No dia em que o Grupo SBF, proprietário da rede de lojas de artigos esportivos Centauro, divulgou oficialmente seu plano de recompra de ações, o mercado financeiro brasileiro observou um movimento relevante de desinvestimento institucional, marcado pela queda de 1,32% na cotação das ações, que fecharam a semana em R$8,23.
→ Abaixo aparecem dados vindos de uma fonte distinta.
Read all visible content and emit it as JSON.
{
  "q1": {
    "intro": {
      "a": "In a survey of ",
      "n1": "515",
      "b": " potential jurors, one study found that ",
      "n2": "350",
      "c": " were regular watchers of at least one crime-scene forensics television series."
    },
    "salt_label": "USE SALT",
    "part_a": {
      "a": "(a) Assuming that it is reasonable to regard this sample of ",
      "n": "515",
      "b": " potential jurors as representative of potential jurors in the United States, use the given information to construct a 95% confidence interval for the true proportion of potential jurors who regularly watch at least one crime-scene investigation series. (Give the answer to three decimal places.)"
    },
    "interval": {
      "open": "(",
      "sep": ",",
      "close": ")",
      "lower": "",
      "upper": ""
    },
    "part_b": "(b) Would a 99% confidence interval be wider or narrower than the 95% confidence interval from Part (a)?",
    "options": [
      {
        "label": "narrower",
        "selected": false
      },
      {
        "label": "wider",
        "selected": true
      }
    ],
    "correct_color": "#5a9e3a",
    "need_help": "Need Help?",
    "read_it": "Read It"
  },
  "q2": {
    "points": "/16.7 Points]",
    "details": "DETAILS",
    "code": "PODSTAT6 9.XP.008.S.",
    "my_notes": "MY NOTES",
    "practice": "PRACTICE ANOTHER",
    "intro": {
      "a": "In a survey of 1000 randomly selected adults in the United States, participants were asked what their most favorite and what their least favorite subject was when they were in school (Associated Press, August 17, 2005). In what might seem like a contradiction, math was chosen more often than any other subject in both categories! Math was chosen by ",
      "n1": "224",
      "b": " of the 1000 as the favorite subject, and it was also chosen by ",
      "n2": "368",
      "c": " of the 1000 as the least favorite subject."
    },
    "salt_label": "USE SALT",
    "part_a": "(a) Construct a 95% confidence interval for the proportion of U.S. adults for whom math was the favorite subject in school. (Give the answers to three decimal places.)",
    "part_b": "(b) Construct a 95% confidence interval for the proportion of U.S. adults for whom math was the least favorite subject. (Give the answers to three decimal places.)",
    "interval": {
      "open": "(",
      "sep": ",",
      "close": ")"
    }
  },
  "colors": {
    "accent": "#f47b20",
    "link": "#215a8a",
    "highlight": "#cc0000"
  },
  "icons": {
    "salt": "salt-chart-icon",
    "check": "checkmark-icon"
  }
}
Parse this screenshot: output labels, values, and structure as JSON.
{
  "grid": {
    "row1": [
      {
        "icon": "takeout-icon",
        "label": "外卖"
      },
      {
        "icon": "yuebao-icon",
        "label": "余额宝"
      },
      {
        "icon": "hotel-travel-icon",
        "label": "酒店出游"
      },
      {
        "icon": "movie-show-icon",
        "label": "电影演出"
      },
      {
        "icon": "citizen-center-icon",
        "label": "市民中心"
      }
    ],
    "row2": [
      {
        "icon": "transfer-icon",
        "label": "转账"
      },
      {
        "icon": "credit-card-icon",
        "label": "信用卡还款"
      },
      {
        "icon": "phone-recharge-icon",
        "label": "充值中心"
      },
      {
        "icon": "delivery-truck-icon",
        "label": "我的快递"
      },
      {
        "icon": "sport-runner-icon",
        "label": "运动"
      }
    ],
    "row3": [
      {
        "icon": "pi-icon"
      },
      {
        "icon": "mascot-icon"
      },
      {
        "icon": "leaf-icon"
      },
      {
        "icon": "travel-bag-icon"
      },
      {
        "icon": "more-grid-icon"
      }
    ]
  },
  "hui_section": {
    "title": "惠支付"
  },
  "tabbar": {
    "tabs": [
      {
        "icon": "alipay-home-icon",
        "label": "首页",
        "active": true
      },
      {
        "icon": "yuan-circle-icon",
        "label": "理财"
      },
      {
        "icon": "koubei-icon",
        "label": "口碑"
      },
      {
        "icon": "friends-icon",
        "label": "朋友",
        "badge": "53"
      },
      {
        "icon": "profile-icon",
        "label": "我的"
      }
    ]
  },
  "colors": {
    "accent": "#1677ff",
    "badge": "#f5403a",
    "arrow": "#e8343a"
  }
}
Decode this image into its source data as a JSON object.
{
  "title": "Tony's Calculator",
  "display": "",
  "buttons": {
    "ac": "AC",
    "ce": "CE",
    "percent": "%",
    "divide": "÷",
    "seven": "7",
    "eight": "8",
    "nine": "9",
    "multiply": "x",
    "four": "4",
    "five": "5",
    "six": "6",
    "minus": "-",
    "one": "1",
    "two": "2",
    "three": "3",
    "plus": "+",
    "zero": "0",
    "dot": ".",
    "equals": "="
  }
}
Contexto Estratégico e O peracional da Recompra de Ações
A empresa informou que o programa contempla a aquisição de até 10% das ações em circulação, equivalente a 12,9 milhões de títulos, com prazo de execução estipulado em 18 meses, conforme detalhou no fato relevante divulgado à Comissão de Valores Mobiliários (CVM).
As operações de recompra visam a otimização do capital social, potencialização do retorno sobre o patrimônio líquido e ajuste do indicador de liquidez, em um cenário de volatilidade cambial e pressões setoriais que têm impactado o desempenho das varejistas de capital aberto.
Programa prevê recompra de até 12,9 milhões de ações, representando 10% do total em circulação.
Repercussão Institucional e Perspectivas de Mercado
O diretor financeiro da SBF, Roberto Salles, declarou que a recompra será conduzida com critério e alinhada à política de valorização para os acionistas, reforçando a confiança da diretoria no futuro da companhia.
Especialistas apontam que a iniciativa pode sinalizar preparação para ajustes estratégicos no modelo de negócio da Centauro, inclusive em face da concorrência acirrada no segmento de esportes e lazer.